Encourage Nurturing Capacities

It’s not every day that siblings hear their parents ask them to care for each other. The lack of verbal reminders may lead to passive interactions and less intentional gestures when they meet. Remember, children base their behaviors on what the adults around them are saying. When they’re frequently reminded to care and have each other’s back wherever they are, children will ultimately get the message of how they should interact with each other.

Verbal reminders may be simple. They can end up being routine, with little intention other than being grounded in habit. However, what children are exposed to daily can help shape their behaviors.

Promote Family Activities

To create a positive sibling relationship, activities shouldn’t just ultimately revolve around them. Instead, they should also include the whole family. Family bonding helps bring everyone closer, cultivating a sense of genuine connection with each other.

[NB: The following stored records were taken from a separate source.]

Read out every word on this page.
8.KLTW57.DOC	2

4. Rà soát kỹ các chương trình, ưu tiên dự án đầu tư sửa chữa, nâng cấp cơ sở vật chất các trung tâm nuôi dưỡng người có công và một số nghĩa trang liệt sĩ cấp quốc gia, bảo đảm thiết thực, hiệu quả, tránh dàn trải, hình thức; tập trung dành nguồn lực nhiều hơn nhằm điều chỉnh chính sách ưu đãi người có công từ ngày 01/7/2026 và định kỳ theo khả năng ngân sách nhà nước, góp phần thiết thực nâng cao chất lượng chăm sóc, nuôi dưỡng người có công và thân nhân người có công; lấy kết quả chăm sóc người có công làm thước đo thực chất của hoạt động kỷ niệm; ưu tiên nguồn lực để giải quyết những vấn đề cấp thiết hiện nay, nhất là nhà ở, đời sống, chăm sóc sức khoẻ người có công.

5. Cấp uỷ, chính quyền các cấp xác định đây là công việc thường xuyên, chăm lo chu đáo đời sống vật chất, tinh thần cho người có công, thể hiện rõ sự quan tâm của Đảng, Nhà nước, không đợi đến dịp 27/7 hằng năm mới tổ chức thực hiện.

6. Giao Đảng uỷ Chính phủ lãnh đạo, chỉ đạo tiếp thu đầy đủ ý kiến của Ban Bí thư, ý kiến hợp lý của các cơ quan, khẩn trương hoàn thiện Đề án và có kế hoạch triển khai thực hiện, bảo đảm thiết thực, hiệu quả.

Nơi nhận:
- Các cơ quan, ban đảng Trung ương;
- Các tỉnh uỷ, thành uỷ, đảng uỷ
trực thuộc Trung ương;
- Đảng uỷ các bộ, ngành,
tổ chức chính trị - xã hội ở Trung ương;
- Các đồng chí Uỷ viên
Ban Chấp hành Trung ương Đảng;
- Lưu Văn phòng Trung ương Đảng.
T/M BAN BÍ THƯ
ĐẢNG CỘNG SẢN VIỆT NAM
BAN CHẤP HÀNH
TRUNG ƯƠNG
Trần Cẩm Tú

When siblings commonly compete with each other, allowing them to have fun activities will help them move away from this rivalry. Throughout these games, they must work together to ensure they’re a team rather than rivals. Instead of going after one another, they can team up against the other family members. It’s a way to bring them closer and a fun time for everyone else.

Avoid Comparisons

Often, parents subconsciously create a rivalry between siblings. When they compare their children with each other, they nurture the idea that they must vie for affection. Parents must avoid instilling within their children the idea that they compete against each other. This is a surefire way to build resentment among them, not toward their parents but with one another.

When reprimanding their children, they must avoid statements that compare the siblings with each other.

Open Discussions With Each Other

There’s no better way to foster a solid and positive sibling relationship than through emotional vulnerability. When parents teach their children to be open with one another, they nurture a genuine connection. The more they’re open with their feelings and thoughts, the more they will understand each other better. Such discussions will help them acknowledge each other as separate but likewise, similar individuals who think and feel the way they do.

EQ plays a massive role in forging connections with each other. When building a positive sibling relationship, parents must lead their children to be more understanding and empathetic.